Al contempo, una revisione delle tariffe pensata per agevolare l’uso dell’elettricità anche per la mobilità elettrica e il riscaldamento favorirebbe la transizione, anche in vista dell’introduzione delle nuove regole europee sulle quote di emissioni di gas serra (il cosiddetto ETS2) per cui anche per gli edifici residenziali serviranno delle autorizzazioni per la produzione di emissioni. Questa settimana alcune organizzazioni ambientaliste tra cui Legambiente e WWF hanno chiesto al governo di eliminare gli incentivi per l’installazione di nuove caldaie a gas, ancora previsti all’interno del disegno legge di bilancio per il 2025 nel cosiddetto Ecobonus.

Il contrasto al cambiamento climatico comunque non è fatto solo di impegni limitati al contesto nazionale e infatti il tema principale della COP di quest’anno è la cosiddetta finanza climatica, cioè i prestiti e le sovvenzioni con cui i paesi più ricchi e storicamente responsabili per le emissioni di gas serra si sono impegnati a sostenere quelli meno sviluppati dal punto di vista economico.

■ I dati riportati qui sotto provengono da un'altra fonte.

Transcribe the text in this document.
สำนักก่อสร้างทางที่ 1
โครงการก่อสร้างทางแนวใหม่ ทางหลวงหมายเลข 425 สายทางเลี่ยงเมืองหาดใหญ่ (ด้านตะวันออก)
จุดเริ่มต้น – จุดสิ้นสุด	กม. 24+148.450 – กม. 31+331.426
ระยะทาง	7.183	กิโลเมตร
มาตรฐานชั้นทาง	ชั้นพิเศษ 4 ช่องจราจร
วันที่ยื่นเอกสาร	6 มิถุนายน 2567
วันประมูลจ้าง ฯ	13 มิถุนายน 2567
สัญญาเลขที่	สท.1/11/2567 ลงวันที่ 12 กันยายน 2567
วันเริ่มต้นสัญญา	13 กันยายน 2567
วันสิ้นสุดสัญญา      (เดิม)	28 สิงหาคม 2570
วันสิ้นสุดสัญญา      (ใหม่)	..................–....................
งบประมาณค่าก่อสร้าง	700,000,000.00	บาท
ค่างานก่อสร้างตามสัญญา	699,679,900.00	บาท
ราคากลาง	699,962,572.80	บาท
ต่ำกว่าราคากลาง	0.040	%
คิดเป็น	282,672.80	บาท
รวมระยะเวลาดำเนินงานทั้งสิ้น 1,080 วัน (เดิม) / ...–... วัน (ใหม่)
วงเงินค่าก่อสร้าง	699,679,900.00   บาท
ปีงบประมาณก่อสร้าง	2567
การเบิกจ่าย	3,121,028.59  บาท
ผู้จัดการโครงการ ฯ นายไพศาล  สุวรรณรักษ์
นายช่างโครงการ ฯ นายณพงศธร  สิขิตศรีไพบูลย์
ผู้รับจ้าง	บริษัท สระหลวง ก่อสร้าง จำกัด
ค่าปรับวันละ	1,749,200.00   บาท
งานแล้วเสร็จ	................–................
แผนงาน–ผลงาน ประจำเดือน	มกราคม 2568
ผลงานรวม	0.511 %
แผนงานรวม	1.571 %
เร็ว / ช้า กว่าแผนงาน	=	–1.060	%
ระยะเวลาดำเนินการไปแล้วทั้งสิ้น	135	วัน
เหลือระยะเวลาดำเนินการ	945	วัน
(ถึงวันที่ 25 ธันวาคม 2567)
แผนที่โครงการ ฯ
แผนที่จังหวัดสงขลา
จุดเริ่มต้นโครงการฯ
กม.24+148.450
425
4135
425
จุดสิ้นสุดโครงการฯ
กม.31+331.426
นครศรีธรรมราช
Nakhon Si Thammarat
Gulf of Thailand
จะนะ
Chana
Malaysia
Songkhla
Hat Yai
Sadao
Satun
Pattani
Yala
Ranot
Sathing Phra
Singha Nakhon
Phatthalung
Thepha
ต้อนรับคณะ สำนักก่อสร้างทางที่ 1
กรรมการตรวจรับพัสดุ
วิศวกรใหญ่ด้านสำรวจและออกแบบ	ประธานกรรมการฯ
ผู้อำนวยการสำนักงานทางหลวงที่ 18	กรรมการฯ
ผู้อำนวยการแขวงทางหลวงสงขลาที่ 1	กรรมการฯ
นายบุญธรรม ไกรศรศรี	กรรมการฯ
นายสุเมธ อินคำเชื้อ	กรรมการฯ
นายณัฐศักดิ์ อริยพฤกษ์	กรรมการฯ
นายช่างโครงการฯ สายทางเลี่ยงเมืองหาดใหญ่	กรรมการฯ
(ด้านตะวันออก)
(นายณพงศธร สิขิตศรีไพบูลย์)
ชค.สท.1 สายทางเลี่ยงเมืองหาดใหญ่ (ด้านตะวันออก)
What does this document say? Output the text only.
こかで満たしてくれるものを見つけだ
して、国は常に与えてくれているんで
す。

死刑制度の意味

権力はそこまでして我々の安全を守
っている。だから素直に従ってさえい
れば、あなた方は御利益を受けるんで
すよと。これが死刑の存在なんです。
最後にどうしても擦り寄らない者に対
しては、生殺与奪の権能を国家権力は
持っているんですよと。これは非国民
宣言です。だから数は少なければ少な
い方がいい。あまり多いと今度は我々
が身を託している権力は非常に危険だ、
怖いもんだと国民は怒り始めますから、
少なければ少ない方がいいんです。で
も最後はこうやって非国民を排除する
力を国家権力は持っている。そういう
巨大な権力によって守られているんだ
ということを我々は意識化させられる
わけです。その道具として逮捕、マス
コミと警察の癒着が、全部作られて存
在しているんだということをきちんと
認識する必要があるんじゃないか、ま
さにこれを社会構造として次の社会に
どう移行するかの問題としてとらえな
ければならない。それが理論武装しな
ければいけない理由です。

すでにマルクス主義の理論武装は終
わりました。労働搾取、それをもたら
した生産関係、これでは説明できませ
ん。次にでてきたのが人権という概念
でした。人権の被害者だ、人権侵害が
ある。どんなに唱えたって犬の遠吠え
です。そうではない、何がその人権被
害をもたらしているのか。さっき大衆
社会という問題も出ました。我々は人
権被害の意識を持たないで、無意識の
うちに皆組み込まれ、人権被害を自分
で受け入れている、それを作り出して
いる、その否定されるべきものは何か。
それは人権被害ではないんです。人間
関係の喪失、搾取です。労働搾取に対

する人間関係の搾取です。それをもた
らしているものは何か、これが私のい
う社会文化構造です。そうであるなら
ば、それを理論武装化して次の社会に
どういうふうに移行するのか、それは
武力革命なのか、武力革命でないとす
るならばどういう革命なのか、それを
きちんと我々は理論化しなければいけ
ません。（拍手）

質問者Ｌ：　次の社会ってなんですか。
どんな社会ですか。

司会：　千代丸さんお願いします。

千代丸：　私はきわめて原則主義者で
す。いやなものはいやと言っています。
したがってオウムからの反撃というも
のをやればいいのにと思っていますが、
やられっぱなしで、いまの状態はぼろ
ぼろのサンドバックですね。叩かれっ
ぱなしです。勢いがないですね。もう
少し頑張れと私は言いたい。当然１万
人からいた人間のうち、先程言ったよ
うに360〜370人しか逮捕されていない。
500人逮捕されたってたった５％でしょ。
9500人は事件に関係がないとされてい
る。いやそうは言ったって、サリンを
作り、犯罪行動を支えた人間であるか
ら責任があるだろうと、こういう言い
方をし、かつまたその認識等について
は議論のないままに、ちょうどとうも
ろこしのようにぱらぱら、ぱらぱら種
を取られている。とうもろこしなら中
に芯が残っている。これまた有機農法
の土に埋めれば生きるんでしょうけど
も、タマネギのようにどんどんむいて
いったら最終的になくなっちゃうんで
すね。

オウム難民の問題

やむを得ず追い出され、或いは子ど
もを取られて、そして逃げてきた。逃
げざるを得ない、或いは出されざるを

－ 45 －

Da questo punto di vista l’Italia si era distinta durante la COP28 del 2023 per aver promesso 100 milioni di euro per rimediare alle perdite e ai danni causati dal cambiamento climatico nei paesi in via di sviluppo, destinati a un fondo apposito creato dalle COP. Anche sotto questo aspetto però c’è una contraddizione: dal 2015 a oggi l’Italia ha impegnato 71 milioni di euro, una cifra inferiore, per i progetti che invece riguardano l’adattamento ai cambiamenti climatici, dunque preventivi rispetto alle perdite e ai danni.